A crypto wallet is an app that works as a virtual wallet for cryptocurrency. And just as a real wallet holds your cash and credit cards, the virtual version contains the passkeys needed to gain online access to your cryptocurrency and the transactions you carry out with it.

According to Raviv, the methods that his company uses to track down stolen currencies are just as useful in hunting illicit Hamas funds.

“There are 13 different scenarios that we take care of,” he says. The thirteenth was added in the past few weeks and deals solely with Hamas.

“We use the same process that we do all the time. We take our wallet and look into first of all what kind of money is accepted, when it was transferred, who is the identity sending the funds,” he explains.

“This is a tricky, complex thing,” he says, as a wallet address is essentially random numbers and letters.

Raviv tells NoCamels that Hamas is indeed raising money via cryptocurrency, and is using fake charities abroad to do so.

“We were able to cross reference that campaigns to aid Gaza and its poor people [were] a terror operation to raise funds through the naivety of people in Europe and the United States,” he says.

Inside Gaza, he explains, Hamas officials can go to a bureau, access the wallets and exchange the crypto funds for cash, which they then use to buy goods and pay the group’s members.

From Composing To Crypto

It was Raviv’s previous career as a musician – including his experience as a pop sensation in Tunisia a decade ago – that led to him becoming a crypto expert.

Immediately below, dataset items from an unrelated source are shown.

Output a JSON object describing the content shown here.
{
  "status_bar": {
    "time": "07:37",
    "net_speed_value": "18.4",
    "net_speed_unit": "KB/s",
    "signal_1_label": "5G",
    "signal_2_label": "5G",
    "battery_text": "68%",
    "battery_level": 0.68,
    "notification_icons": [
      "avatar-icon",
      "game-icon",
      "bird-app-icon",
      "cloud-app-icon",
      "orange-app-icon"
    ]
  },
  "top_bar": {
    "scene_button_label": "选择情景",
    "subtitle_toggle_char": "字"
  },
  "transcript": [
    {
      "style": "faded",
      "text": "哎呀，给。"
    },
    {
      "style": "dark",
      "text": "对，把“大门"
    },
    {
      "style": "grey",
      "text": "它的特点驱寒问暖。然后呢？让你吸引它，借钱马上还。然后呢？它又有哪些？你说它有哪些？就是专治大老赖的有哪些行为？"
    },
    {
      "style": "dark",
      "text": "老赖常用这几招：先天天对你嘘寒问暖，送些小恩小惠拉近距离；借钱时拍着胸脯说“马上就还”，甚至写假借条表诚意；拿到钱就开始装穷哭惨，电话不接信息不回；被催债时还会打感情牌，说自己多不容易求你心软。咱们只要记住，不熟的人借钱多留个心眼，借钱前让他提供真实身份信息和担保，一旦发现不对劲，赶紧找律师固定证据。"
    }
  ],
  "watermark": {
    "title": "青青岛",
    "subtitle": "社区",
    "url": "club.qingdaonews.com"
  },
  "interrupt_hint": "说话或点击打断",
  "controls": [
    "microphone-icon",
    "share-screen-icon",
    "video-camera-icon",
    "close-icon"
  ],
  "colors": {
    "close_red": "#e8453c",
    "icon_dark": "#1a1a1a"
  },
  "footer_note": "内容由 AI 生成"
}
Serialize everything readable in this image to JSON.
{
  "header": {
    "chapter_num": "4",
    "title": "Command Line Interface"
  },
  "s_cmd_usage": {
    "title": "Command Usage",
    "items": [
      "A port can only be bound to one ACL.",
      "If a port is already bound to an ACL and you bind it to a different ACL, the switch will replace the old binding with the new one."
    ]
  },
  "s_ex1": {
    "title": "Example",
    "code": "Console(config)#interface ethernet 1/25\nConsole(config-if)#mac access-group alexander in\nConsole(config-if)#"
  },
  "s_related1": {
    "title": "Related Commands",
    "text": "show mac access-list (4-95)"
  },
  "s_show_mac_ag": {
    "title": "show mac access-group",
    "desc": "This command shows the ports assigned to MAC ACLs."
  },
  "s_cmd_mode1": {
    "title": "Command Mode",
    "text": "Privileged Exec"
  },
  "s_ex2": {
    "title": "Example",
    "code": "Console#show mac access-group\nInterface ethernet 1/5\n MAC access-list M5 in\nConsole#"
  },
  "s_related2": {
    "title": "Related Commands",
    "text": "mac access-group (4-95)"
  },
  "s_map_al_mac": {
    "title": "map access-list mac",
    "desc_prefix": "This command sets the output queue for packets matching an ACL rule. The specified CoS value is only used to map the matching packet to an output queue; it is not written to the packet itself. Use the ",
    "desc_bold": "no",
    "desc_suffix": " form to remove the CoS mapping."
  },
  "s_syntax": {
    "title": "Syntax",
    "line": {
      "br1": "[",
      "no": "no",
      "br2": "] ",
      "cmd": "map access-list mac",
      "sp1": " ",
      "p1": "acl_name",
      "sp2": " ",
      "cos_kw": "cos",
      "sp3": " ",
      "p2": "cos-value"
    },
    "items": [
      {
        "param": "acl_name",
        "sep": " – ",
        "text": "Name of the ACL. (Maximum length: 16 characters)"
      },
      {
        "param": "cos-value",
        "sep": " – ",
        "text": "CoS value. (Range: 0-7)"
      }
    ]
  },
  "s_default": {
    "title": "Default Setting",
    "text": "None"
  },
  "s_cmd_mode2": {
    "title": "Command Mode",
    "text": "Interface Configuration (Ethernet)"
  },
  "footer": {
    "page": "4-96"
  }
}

As a singer-songwriter, he realized that he would have to take steps to ensure that his music was owned by him alone and decided that blockchain technology would be the best way to go.

A blockchain is a digital ledger that records transactions, including cryptocurrency. It is all public and decentralized across multiple computers so that the records of those transactions cannot be altered retroactively by just one source, making any nefarious activity extremely difficult.

This process led Raviv to understand that there were people who had been duped into handing over their crypto assets. He was determined to help them, and so Lionsgate Network was created.

“It is quite an interesting process, to be honest,” he says.

“In cryptanalysis and blockchain analysis you see things that are not transparent to the naked eye.”

Lionsgate Network uses a range of methods to identify the owners of these wallets, including scouring the web for any digital link to suspicious wallets, such as social media mentions or even Linkedin accounts to uncover the identity of the owners.

But the company really relies on what Raviv describes as its ”secret sauce” – a proprietary method it has devised to help its clients.

“We’re using everything that we can and a very specific tactic to figure out the person behind the numbers and the figures,” he says.

“When we do that and it is a successful operation, then you can either claim the funds back, activate sanctions or seize the funds.”

According to Raviv, this means that once the owner of a wallet is solidly proven to be connected to Hamas, the Defense Ministry can ask a judge to authorize the confiscation of the funds.

Raviv is now lobbying for those confiscated funds to go to the Israeli communities where Hamas terrorists went on the rampage on October 7 – killing and wounding civilians, blowing up and burning down houses and even stealing their property.

He believes that the terror group has reserves of cryptocurrency worth billions of dollars, spread across multiple wallets – and those are in his crosshairs.

“There are big wallets that are funding terror in the Middle East, and we’re definitely putting an eye on those wallets,” he says.

“The wallets are not making any movements, but we have tactics to get them to basically expose themselves. We’re working on this as we speak.”